Dirk Wilking vom Brandenburgischen Institut für Gemeinwesenberatung beschreibt im Bericht sehr anschaulich, dass das Handlungskonzept „Tolerantes Brandenburg“ anfangs von vielen für eine reine PR-Maßnahme gehalten wurde. Heute wird eigentlich von niemandem mehr angezweifelt, dass das Konzept ein großer Erfolg ist und sich insgesamt sehr bewährt hat. Brandenburg hat in den letzten 15 Jahren einen guten Weg weg vom Leugnen, Bagatellisieren und Relativieren von rechtsextremer Gewalt hin zu klarer unmissverständlicher Positionierung gegen diese menschenverachtenden Einstellungen und zur Ermutigung der demokratischen Zivilgesellschaft genommen. Es ist auf diesem Weg ein besseres Land geworden. Heute wird der Gesetzesinitiative zur Änderung unserer Verfassung ein ähnlicher Vorwurf gemacht. Es handele sich bei der Antirassismusklausel um PR und Symbolpolitik. Ich halte dies für falsch.

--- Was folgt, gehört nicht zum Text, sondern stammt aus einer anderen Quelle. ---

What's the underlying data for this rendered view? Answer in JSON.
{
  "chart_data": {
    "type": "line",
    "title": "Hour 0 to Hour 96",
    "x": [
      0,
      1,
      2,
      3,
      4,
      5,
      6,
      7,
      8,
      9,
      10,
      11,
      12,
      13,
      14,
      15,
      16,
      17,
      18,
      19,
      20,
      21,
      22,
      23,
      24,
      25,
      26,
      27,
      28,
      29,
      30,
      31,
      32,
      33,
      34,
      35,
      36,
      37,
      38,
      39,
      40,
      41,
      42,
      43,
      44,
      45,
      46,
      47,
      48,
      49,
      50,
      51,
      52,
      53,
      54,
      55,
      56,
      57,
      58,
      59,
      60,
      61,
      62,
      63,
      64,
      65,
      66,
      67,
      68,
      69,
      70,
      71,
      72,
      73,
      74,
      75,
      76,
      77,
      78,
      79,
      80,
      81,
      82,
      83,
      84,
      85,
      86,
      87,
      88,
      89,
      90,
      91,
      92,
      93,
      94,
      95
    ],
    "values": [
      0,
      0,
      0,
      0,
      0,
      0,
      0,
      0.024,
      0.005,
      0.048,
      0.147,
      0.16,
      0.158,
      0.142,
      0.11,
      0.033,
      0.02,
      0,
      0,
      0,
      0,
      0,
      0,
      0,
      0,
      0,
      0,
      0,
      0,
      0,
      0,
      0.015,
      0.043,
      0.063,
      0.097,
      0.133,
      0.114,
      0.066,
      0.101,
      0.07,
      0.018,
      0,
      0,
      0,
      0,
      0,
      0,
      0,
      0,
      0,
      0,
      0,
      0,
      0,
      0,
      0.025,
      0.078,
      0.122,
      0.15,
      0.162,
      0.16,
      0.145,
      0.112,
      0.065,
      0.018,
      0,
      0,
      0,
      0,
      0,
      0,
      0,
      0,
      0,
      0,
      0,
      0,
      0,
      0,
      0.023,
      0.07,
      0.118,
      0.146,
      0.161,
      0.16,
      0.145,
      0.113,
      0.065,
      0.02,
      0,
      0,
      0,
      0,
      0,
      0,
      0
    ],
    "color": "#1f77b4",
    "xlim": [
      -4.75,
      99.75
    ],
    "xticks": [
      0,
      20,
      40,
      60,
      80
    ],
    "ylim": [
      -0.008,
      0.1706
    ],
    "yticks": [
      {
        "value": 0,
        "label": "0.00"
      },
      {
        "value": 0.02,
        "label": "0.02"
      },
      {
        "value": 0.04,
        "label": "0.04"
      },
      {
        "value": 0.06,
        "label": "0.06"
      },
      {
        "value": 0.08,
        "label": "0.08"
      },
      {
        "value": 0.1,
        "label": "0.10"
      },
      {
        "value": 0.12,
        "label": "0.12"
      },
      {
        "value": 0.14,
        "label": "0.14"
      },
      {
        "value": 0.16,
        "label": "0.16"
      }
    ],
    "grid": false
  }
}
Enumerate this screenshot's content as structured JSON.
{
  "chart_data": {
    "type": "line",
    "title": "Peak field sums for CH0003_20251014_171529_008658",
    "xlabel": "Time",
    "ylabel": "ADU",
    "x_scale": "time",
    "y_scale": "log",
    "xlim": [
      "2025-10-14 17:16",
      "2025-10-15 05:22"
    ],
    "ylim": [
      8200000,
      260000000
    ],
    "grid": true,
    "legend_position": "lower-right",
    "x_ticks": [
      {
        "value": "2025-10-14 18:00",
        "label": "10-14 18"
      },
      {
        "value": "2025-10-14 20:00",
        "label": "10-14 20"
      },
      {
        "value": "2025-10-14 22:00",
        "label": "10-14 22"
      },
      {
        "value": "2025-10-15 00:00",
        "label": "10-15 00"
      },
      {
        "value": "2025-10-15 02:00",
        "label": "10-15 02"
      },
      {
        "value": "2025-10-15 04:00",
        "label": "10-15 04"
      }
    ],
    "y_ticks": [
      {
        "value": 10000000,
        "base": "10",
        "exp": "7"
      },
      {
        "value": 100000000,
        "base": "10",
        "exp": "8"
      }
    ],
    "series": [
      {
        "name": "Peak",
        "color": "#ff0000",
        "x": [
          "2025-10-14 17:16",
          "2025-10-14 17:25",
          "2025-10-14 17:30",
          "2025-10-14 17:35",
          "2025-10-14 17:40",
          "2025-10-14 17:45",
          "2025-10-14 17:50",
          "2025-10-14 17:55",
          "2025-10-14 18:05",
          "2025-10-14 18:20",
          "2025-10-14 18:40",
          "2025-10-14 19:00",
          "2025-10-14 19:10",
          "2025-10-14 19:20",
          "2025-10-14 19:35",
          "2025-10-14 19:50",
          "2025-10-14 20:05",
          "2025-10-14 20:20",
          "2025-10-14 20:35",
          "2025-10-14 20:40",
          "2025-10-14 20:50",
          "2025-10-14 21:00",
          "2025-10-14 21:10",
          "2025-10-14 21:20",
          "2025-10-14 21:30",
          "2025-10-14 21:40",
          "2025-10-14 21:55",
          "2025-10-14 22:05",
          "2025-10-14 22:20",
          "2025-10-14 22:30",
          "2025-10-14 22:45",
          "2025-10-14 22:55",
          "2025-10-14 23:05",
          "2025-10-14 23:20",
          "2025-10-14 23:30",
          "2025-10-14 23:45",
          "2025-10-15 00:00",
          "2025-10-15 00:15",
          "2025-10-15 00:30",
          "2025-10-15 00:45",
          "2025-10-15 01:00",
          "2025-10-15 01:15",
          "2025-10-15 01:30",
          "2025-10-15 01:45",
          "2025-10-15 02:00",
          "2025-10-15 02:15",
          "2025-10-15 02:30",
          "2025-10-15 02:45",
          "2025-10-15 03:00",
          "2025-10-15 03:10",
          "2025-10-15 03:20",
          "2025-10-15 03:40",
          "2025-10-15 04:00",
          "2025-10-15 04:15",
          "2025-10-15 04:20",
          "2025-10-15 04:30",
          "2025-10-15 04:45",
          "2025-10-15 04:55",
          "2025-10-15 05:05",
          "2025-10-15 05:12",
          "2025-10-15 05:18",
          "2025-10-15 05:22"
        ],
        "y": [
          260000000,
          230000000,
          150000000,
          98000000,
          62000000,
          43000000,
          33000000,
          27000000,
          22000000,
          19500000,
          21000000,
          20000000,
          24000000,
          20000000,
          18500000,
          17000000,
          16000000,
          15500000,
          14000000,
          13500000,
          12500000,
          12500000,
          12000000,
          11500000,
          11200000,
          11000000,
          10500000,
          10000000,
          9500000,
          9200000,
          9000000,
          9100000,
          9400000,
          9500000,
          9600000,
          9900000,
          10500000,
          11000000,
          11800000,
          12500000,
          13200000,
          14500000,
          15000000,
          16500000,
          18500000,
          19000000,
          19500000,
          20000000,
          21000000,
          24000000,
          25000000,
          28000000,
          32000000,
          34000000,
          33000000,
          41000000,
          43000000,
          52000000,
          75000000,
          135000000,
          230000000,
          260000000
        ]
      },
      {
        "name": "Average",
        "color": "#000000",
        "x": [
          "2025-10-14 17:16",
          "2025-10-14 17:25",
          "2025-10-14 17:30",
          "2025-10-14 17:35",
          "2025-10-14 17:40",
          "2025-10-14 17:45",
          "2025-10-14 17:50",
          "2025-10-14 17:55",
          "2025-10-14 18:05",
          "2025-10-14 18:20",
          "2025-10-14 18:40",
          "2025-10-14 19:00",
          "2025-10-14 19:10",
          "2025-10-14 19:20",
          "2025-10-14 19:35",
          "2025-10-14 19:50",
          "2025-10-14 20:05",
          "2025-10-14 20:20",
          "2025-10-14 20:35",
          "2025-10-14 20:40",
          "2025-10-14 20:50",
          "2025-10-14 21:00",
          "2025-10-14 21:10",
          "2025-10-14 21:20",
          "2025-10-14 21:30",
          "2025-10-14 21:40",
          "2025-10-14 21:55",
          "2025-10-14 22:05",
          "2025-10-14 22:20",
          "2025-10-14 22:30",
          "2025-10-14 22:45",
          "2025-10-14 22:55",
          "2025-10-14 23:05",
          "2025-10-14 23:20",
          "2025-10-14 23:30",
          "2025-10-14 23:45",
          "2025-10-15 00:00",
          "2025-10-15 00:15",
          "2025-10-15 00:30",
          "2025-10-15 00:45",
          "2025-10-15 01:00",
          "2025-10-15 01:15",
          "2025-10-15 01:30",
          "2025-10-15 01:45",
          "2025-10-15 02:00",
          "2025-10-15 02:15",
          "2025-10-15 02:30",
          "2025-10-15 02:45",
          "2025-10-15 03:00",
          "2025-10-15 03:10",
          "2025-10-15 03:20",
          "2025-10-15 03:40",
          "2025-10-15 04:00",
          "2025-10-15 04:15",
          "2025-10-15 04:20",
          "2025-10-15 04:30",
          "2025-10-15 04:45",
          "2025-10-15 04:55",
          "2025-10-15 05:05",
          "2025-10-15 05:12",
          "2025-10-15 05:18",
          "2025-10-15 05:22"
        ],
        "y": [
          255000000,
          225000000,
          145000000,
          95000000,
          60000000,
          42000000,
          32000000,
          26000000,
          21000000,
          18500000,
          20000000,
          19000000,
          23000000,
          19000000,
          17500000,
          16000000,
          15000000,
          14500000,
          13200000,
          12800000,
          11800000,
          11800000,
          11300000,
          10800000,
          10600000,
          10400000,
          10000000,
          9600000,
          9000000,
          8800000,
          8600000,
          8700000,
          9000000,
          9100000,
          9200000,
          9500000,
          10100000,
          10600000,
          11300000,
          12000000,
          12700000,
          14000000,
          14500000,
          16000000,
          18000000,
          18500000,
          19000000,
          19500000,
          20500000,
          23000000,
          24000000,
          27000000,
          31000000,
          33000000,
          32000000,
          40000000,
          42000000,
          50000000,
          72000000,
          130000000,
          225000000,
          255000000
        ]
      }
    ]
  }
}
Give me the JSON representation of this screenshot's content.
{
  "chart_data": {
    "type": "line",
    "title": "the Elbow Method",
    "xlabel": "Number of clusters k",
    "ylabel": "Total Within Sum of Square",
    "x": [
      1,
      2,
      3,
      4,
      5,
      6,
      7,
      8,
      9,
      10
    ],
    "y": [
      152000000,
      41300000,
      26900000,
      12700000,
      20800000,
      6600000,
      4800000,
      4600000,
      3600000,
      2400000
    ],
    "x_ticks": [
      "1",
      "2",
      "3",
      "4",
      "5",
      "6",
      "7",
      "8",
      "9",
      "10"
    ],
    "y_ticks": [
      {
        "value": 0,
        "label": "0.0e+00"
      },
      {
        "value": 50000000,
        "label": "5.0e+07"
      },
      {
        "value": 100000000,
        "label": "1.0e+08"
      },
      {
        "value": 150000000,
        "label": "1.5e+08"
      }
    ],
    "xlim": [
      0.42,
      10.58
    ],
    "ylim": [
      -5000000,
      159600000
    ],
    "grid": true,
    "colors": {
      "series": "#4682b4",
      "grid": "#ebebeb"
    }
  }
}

Ich glaube fest daran, dass eine positive Staatszielbestimmung gegen Rassismus und Fremdenfeindlichkeit mit der Zeit eine normative Wirkung entfalten wird und Brandenburgs Weg zur Förderung von Demokratie, Toleranz und Weltoffenheit wirkungsvoll unterstützen wird. Genauso wie das „Tolerante Brandenburg“ nicht mehr belächelt, sondern zu einem effektiven und wachsenden Beratungs- und Handlungsnetz gediehen ist, welches geschätzt wird und auch in der Fläche des Landes auf immer mehr aufgeschlossene Akteure trifft. Die vielen Aktivitäten der zahlreichen Kooperationspartner legen davon Zeugnis ab. Ihnen sei für ihr Wirken herzlich gedankt!

Bei allem wissen wir: salbungsvolle Reden sind zu Jubiläen in Ordnung, ein tolerantes Brandenburg braucht aber die stetige Aktivität der pluralistischen demokratischen Gesellschaft. Wieder steigende Zahlen von rechtextremen Gewalttaten, die Integration von Einwanderern und Asylbewerbern, Wahlkämpfe, bei denen sich Rechtspopulisten in Szene setzen werden und die Begleitung des Wahlalters 16 sind ganz aktuelle Herausforderungen für uns alle. Ebenso Politikverdruss, sinkende Wahlbeteiligung, Neonazis in Sportvereinen und der Fankurve. In diesem Sinne freue ich mich auf die nächsten `Tage der Demokratie` im August in Potsdam.

Denn: die beste Prophylaxe gegen Extremismus und Intoleranz ist eine Stärkung der Demokratie.